I have written in 6 Time Management Hacks that you should have a to do list. If you are an entrepreneur or business owner, then this is critical. If you don’t use a To Do List, then you will be asking yourself throughout the day, “Is what I’m doing really necessary or am I just being really active?” When you have a million things to do and you don’t have a list, your focus tends to narrow to the short-term. You will react to things as they pop up. If instead you have long terms goals/objectives and break them down to monthly goals and then to daily to-dos, your daily activities becomes much more organised and focused on what matters.

You should occasionally review what you’re doing and see which activity is producing the results that you want. Apply the 80/20 rule to it and update your list or what you’re doing accordingly.

When you go through your list, keep in mind your “hurdle rate”. Think carefully about the key items which will really help you achieve whatever it is you want. You’ll find that there are a few things that will move the needle a hell of a lot more than the rest. Sometimes, those are the things which you will procrastinate most.

Compound Interest

“Compound interest is the eighth wonder of the world. He who understands it, earns it; he who doesn’t, pays it.” 

Albert Einstein

 

$0 to 1,000,000
$1 to 1,000,000

If you were given US $1 and you were told that you can double it each year, how long do you think it would take to get to over a million dollars? 100 years? 50 years? The answer: 20 years.

Look at the graph above. You’ll see that the magic of compound interest happens with time. You get the fruits of compound interest at the tail end of the curve. That’s how Warren Buffett grew Berkshire from $15 in the 1960s to over $150,000 today. So it is with time. Wisely invest your time and your output and achievements will see similar gains. Focus your time on the things that really count.

If you want to write a bestseller book, then find time to just write an hour a day. The issue is not that you don’t have enough time. You’re not suppose to write the whole book in one day. If you write just an hour a day, you can have a completed book at the end of the year. There’s a short ebook on time management for writers for those of you interested in writing.

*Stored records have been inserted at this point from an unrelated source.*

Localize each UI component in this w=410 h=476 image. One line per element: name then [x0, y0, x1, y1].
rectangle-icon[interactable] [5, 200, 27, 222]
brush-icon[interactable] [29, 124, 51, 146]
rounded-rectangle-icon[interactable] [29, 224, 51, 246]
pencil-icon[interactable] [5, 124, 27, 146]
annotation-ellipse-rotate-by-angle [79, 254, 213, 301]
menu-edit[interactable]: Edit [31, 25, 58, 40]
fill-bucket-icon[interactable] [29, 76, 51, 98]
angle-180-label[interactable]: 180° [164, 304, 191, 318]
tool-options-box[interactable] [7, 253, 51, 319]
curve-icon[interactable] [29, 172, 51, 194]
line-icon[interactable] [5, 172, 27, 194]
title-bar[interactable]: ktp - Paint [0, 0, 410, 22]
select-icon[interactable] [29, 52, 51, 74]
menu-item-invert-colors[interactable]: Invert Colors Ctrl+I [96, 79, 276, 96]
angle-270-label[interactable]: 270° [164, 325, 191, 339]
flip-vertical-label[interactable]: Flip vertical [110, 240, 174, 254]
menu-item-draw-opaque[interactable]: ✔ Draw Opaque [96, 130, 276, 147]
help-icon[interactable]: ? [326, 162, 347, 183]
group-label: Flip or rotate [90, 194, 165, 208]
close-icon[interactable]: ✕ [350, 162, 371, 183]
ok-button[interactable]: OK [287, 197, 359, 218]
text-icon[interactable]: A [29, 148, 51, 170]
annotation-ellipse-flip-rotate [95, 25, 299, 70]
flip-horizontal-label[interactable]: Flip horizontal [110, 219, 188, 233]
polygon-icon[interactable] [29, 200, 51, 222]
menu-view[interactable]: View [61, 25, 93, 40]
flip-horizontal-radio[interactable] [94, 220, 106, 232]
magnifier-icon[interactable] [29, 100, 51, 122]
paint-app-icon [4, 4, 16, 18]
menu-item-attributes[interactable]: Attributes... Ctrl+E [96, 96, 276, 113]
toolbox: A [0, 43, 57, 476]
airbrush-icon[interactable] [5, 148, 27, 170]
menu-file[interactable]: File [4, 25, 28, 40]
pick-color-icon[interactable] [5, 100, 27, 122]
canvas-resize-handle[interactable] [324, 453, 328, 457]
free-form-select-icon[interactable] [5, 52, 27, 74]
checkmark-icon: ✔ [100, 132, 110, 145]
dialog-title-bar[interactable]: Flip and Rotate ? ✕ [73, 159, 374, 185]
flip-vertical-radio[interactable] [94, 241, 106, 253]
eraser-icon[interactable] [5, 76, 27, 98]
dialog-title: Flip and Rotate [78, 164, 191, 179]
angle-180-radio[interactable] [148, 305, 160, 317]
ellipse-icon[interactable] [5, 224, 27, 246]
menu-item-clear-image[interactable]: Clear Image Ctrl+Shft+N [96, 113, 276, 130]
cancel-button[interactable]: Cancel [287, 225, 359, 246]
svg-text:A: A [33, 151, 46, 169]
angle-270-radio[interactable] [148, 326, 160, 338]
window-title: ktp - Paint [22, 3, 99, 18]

What I find works best is to have ONE thing that you want to achieve next year and then work backwards. Decide on what strategy you will pursue to achieve this. Then what tactics. Keep going until you have small specific actionable steps that you can take.

As you cut out useless activities from your life, the impact of your time will magnify and compound.

Focus on a Few, Not Many

Don’t put all of your eggs in one basket. Diversify. These are all terrible advice for the savvy investor.

The idea is that the more stocks you own, the more you eliminate “risk.” Certainly if you don’t know anything about investing, then you should diversify as much as possible by dollar averaging into an index (buy a basket of shares which represent Corporate America and buy monthly so your cost of investment is spread out).

On the other hand, if you’re a savvy investor, then that’s the best way to water down your return. If the company you’re looking at is worth $100 million and it’s selling at $50 million, then that’s a bargain. If it’s a great company with great management and the only reason they’re selling for such a low cost is because of some bad press or a hiccup that they can recover from, it may well be worthwhile investing most of your net wealth into the company. When people realise that the news wasn’t as bad as they had initially expected and the price returns to $100 million, then you’ve doubled your investment. If you had diversified, then of course your returns would be much closer to the market average. The more you focus your investments on a few core companies, the better you will do.

So it is with time. When you decide to do something, just do the one thing and choose do it well.

Choose a few tactics, and do those well. Don’t try to pursue every single tactic that “may” work because they won’t if you pursue them all.

Choose a strategy, and do it really well.

That will give you the best chance to achieve what you want and make the best out of your time.